Obviously, the presence of suicidality requires an immediate in-depth evaluation and treatment of the underlying psychiatric disorder ideally by a psychiatrist, and if not available (e.g., in rural areas) by another mental health professional. Likewise, current depressive and anxiety symptoms call for a more detailed evaluation by a mental health professional and a change to therapy more likely to yield total remission of symptoms (e.g., pharmacotherapy or cognitive behavior therapy, or both). Patients with current psychiatric symptoms not associated with suicidal ideation should be followed closely after the start of an AED and advised to contact their physician if their symptoms worsen or if they start experiencing suicidal ideation. Finally, patients with a family psychiatric history or a past psychiatric history should be advised of the increased risk of psychiatric symptoms in association with some AEDs. They should be told to contact their physician as soon as they occur.

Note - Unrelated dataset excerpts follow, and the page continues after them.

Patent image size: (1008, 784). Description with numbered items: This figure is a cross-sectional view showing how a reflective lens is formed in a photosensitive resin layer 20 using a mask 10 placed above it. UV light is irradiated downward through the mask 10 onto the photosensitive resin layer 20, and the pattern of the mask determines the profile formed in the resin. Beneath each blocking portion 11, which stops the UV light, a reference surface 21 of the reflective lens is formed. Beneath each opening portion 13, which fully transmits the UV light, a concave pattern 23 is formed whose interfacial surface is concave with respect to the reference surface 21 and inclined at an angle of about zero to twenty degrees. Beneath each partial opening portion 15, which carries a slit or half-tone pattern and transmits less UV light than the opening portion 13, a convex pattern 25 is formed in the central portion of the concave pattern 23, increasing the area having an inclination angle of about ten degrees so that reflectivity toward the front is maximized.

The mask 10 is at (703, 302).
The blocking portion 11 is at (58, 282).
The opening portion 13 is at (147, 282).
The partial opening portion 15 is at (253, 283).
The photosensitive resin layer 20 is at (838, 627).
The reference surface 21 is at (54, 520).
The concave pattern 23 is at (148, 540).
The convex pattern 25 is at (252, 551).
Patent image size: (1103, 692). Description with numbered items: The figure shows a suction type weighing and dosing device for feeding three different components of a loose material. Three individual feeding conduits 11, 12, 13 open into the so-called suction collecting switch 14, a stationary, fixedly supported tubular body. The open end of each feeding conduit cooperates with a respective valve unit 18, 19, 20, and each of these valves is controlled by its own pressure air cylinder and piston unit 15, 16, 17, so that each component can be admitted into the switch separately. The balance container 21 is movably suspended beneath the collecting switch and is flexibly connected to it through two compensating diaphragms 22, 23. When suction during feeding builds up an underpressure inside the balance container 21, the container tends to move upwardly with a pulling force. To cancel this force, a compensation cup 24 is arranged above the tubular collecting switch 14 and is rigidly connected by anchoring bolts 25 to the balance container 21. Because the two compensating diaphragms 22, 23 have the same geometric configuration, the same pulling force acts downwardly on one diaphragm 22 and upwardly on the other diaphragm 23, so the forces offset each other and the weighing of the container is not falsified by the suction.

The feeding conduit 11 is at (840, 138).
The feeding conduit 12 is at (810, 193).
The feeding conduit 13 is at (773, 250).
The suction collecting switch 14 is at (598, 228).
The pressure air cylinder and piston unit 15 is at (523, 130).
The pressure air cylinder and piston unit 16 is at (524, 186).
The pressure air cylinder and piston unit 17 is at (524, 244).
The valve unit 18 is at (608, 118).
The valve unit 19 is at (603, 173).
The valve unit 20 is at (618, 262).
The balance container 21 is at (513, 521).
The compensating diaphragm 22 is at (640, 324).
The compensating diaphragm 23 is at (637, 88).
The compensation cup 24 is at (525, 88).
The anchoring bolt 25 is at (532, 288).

What is the expected impact of the FDA alert on AED regulatory trials?
It is very likely that the FDA in the U.S.A., and at some future time the European Agency for the Evaluation of Medicinal Products (EMEA), will require a prospective investigation of suicidality in every regulatory AED trial. It is also possible that patients will need to be screened for suicidality, depression, and anxiety before randomization and during the course of future trials. In our opinion, an appropriate evaluation should include: the identification of suicidality, using the suicide module of the Mini International Neuropsychiatric Interview (MINI) (Sheehan et al., 1998)), as well as a brief structured interview to identify current and past history of depression and anxiety disorders, such as the depression and anxiety modules of the Structured Clinical Interview for Axis I DSM-IV Diagnosis (SCID) (First et al., 1999); and self-rating screening instruments like the NDDI-E (Gilliam et al., 2006), the BDI-II (Beck et al., 1996), and the PHQ-GAD7 (Kroenke et al., 2007). In addition, the Columbia Suicide Severity Rating Scale (C-SSRS), a new instrument, has been developed specifically to identify current and past suicidal ideation and behavior and is being used in trials for antidepressants (Posner K., personal communication).